Die Geschwister Philipp (Moritz Gottwald) und und Nicola (Genija Rykova) treffen sich im Haus ihres kürzlich verstorbenen Vaters, um dessen Haushalt aufzulösen. Während Nicola pragmatisch an die Sache herangeht, wirft der Tod des Vaters in Philipp existentielle Fragen auf. Eifersucht und alte Streitereien kochen in den Geschwistern wieder hoch. Deren ebenfalls anwesende Ehepartner:innen tragen nicht gerade zur Entspannung der Lage bei. Nicolas Mann Fabian (Damir Avdic) versucht zwar, zwischen den beiden zu vermitteln, verletzt sich aber bald an einem rostigen Nagel und wird sodann vom Wundstarrkrampf aus dem Rennen genommen. Die bereits erwähnte Judith (Jenny König) wird nicht nur von ihrer Schwägerin, sondern auch von ihrem Mann mit ihrer jüdischen Perspektive als schwierig wahrgenommen.
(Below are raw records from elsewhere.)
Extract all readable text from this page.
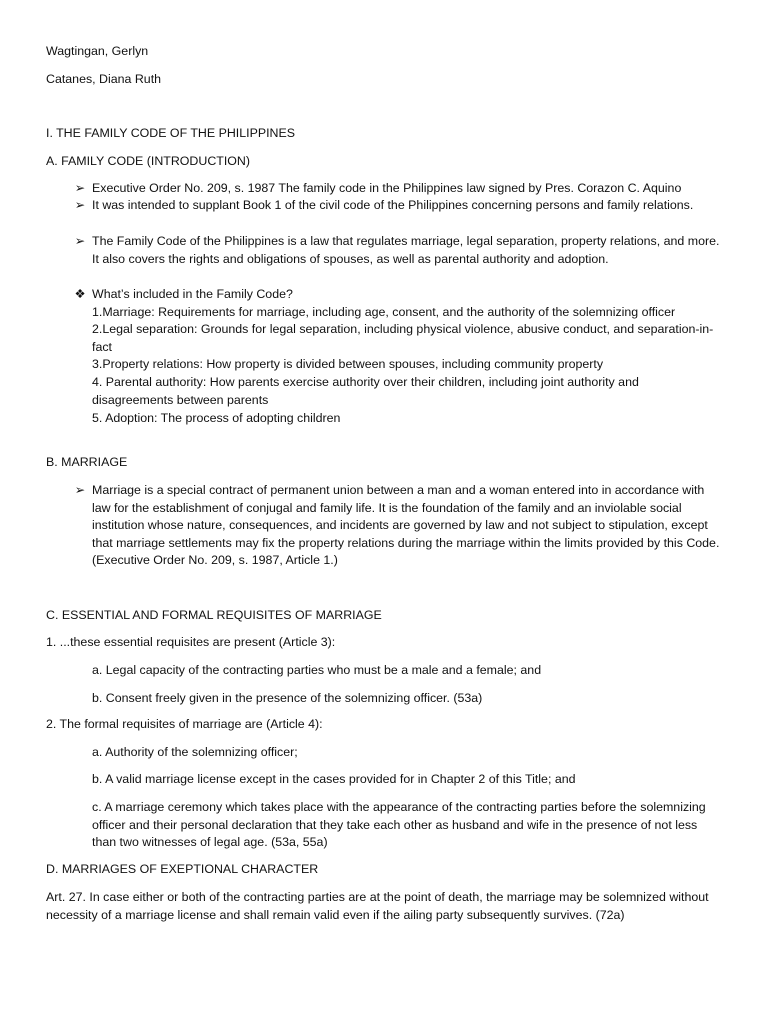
Wagtingan, Gerlyn

Catanes, Diana Ruth

I. THE FAMILY CODE OF THE PHILIPPINES

A. FAMILY CODE (INTRODUCTION)

➢ Executive Order No. 209, s. 1987 The family code in the Philippines law signed by Pres. Corazon C. Aquino

➢ It was intended to supplant Book 1 of the civil code of the Philippines concerning persons and family relations.

➢ The Family Code of the Philippines is a law that regulates marriage, legal separation, property relations, and more. It also covers the rights and obligations of spouses, as well as parental authority and adoption.

❖ What’s included in the Family Code?

1.Marriage: Requirements for marriage, including age, consent, and the authority of the solemnizing officer

2.Legal separation: Grounds for legal separation, including physical violence, abusive conduct, and separation-in-fact

3.Property relations: How property is divided between spouses, including community property

4. Parental authority: How parents exercise authority over their children, including joint authority and disagreements between parents

5. Adoption: The process of adopting children

B. MARRIAGE

➢ Marriage is a special contract of permanent union between a man and a woman entered into in accordance with law for the establishment of conjugal and family life. It is the foundation of the family and an inviolable social institution whose nature, consequences, and incidents are governed by law and not subject to stipulation, except that marriage settlements may fix the property relations during the marriage within the limits provided by this Code. (Executive Order No. 209, s. 1987, Article 1.)

C. ESSENTIAL AND FORMAL REQUISITES OF MARRIAGE

1. ...these essential requisites are present (Article 3):

a. Legal capacity of the contracting parties who must be a male and a female; and

b. Consent freely given in the presence of the solemnizing officer. (53a)

2. The formal requisites of marriage are (Article 4):

a. Authority of the solemnizing officer;

b. A valid marriage license except in the cases provided for in Chapter 2 of this Title; and

c. A marriage ceremony which takes place with the appearance of the contracting parties before the solemnizing officer and their personal declaration that they take each other as husband and wife in the presence of not less than two witnesses of legal age. (53a, 55a)

D. MARRIAGES OF EXEPTIONAL CHARACTER

Art. 27. In case either or both of the contracting parties are at the point of death, the marriage may be solemnized without necessity of a marriage license and shall remain valid even if the ailing party subsequently survives. (72a)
Als Nicola und Philipp besagtes Gemälde finden, entzündet sich daran ein Streit zwischen den vier Erwachsenen, der schnell aus dem Ruder läuft. Ein Todesfall, der die einander entfremdeten Familienmitglieder miteinander und dem gemeinsamen Erbe konfrontiert; vier Erwachsene, die im Streit anstands-, respektlos und unzivilisiert werden. Beides bekannte Muster, beide garantieren gute Unterhaltung. Allein, Moritz Gottwald und Jenny König erreichen in dieser Inszenierung nicht ihre gewohnten Höhen. Beide überspielen unnötig stark, sodass die Karikatur, die in ihren Rollen ohnehin angelegt ist, etwas verliert. Sie sollten mehr auf die ihren Rollen innewohnende Komik vertrauen. Genija Rykova lässt sich nach anfänglich ebenfalls zu starker Übertreibung mit der Zeit genüsslich in ihre Rolle der herrschsüchtigen und opportunistischen Tochter fallen. Herausragend jedoch sind Damir Avdic und Julia Schubert. Avdic spielt sowohl den Ehemann Nicolas als auch den Kunstkäufer überzeugend. In seiner Rolle als Ehemann balanciert er die Befindlichkeiten der rivalisierenden Geschwister und der unbequemen Schwägerin, bevor er mit der Forschung nach der Provenienz des Hitler-Gemäldes eine eigene Leidenschaft entdeckt. Sein Kampf mit der Symptomatik des Wundstarrkrampfes schließlich ist ein komödiantischer Höhepunkt der Inszenierung. Als er dann in der Rolle des Kunsthändlers die Bühne wieder betritt, verkörpert er auch diese Figur souverän und glaubhaft. Er zeigt einen Mann, der seltsam nüchtern einen Hitler- und Judenfetisch kultiviert; eine analytische Persönlichkeit, die von der Verstrickung der Deutschen in den Antisemitismus moralisch vollkommen unberührt, dafür historisch und ästhetisch umso faszinierter ist. Sein weibliches Pendant findet er in Julia Schubert als Expertin für die Malerei Adolf Hitlers. Frei von jeglichen moralischen Bedenken lässt auch sie ihrer Anbetung Adolf Hiltlers nicht nur als „Künstler“ freien Lauf: „Wo kämen wir denn da hin, wenn wir jeden mit einer Begeisterung für Hitler gleich als Nazi abstempeln würden?“

Das Stück ist voll von solchen deftigen, provokanten Sätzen aus dem Mund durchweg unsympathischer Figuren, die einem das Lachen im Halse stecken bleiben lassen. Einerseits auf ganzer Linie politisch inkorrekt, andererseits gespickt mit Wissen und (verdrängter) Wahrheit besticht der Text inhaltlich. Stilistisch wirkt er zuweilen bemüht und holprig, aber darüber trägt die inhaltliche Dichte hinweg. Mayenburg stellt in „Nachtland“ sich und dem Publikum wichtige Fragen ¬– zur Kunst, zur Geschichte und zur Moral und es tut wohl, diese einmal bis an die Schmerzgrenze durchzudeklinieren. Die Bühne (Nina Wetzel), vollkommen von braunem Plüsch überzogen, führt vor Augen, wie wohl und behaglich man sich in der deutschen Identität einrichten kann, wenn man nicht so genau hinsieht. Aber letztendlich ist es so: Die braune Sch**** ist überall zu finden, in den Familien, in der bildenden Kunst, in der Musik, Literatur, in unreflektierten Stereotypen und sie ist noch immer ¬– oder wieder – auch ganz präsent in der Mitte unserer Gesellschaft.

„Im Abendland ist es nach dem Holocaust nie wieder hell geworden. Es ist ein Nachtland“, sagt Judith. Stücke wie dieses von Marius von Mayenburg werfen Licht in die besonders dunklen Ecken.